Above you see a house in Los Angeles that Meryl Streep recently sold to Alex Rodriguez for $4.8 million. Here we are gazing out from the living room onto the patio. It's a beautiful home, no doubt. But—but!—what the hell is that pool?

Now, I am not Alex Rodriguez, certainly. Rodriguez, according to Baseball Reference, has earned over $356 million just by playing baseball. This doesn't count money he has made off endorsements or investments. It's safe to say that Alex Rodriguez is extremely rich. $4.8 million to him might as well be $480. But, still: if you're going to sell me a house for nearly $5 million it better have a pool that's grander than a koi pond.
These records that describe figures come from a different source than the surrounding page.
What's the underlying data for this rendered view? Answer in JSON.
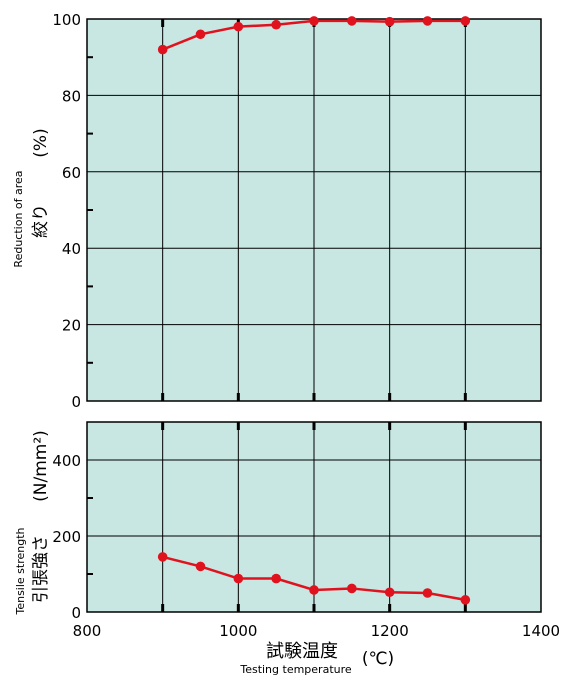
{
  "colors": {
    "plot_bg": "#c8e6e2",
    "grid": "#000000",
    "series": "#e0121e"
  },
  "labels": {
    "top_ylabel_en": "Reduction of area",
    "top_ylabel_ja": "絞り",
    "top_ylabel_unit": "(%)",
    "bottom_ylabel_en": "Tensile strength",
    "bottom_ylabel_ja": "引張強さ",
    "bottom_ylabel_unit": "(N/mm²)",
    "xlabel_ja": "試験温度",
    "xlabel_unit": "(℃)",
    "xlabel_en": "Testing temperature"
  },
  "chart_data": [
    {
      "type": "line",
      "title": "",
      "ylabel": "Reduction of area 絞り (%)",
      "xlim": [
        800,
        1400
      ],
      "ylim": [
        0,
        100
      ],
      "x_ticks": [
        800,
        1000,
        1200,
        1400
      ],
      "y_ticks": [
        0,
        20,
        40,
        60,
        80,
        100
      ],
      "grid": true,
      "series": [
        {
          "x": [
            900,
            950,
            1000,
            1050,
            1100,
            1150,
            1200,
            1250,
            1300
          ],
          "values": [
            92,
            96,
            98,
            98.5,
            99.5,
            99.5,
            99.3,
            99.5,
            99.5
          ]
        }
      ]
    },
    {
      "type": "line",
      "title": "",
      "ylabel": "Tensile strength 引張強さ (N/mm²)",
      "xlabel": "試験温度 (℃) Testing temperature",
      "xlim": [
        800,
        1400
      ],
      "ylim": [
        0,
        500
      ],
      "x_ticks": [
        800,
        1000,
        1200,
        1400
      ],
      "y_ticks": [
        0,
        200,
        400
      ],
      "grid": true,
      "series": [
        {
          "x": [
            900,
            950,
            1000,
            1050,
            1100,
            1150,
            1200,
            1250,
            1300
          ],
          "values": [
            145,
            120,
            88,
            88,
            58,
            62,
            52,
            50,
            32
          ]
        }
      ]
    }
  ]
}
What is the point of having a nice, expensive house (which you can see more of at Curbed) if your pool is basically a glorified foot bath? What a waste of $5 million. If I had $5 million to spend on a house, at the top of my list of features would be a large and luxurious pool. On this subject, I stand with Drake, a residential pool enthusiast:

"That's a water slide that comes from the top," he says. "I'm obsessed with, like, residential pools. One of my goals in life is to have the biggest residential pool on the planet."

Now there is a man who knows how to spend his riches. Alex Rodriguez on the other hand, well—Alex got played by Meryl Streep, let's just put it that way. I like to think that on a fine Sunday some time earlier this year Meryl Streep looked up from her couch, croissant crumbs slowly cascading away from her face like fluttering snowflakes, and gaped at her puny pool. "This absolutely will not do," she thought. "We must find ourselves a sucker."

That sucker was Alex Rodriguez. A sucker so pumped full of juice (steroids) that when he tries to dip into his pool it will be like a bison trying to wedge himself into a kitchen sink. What a waste.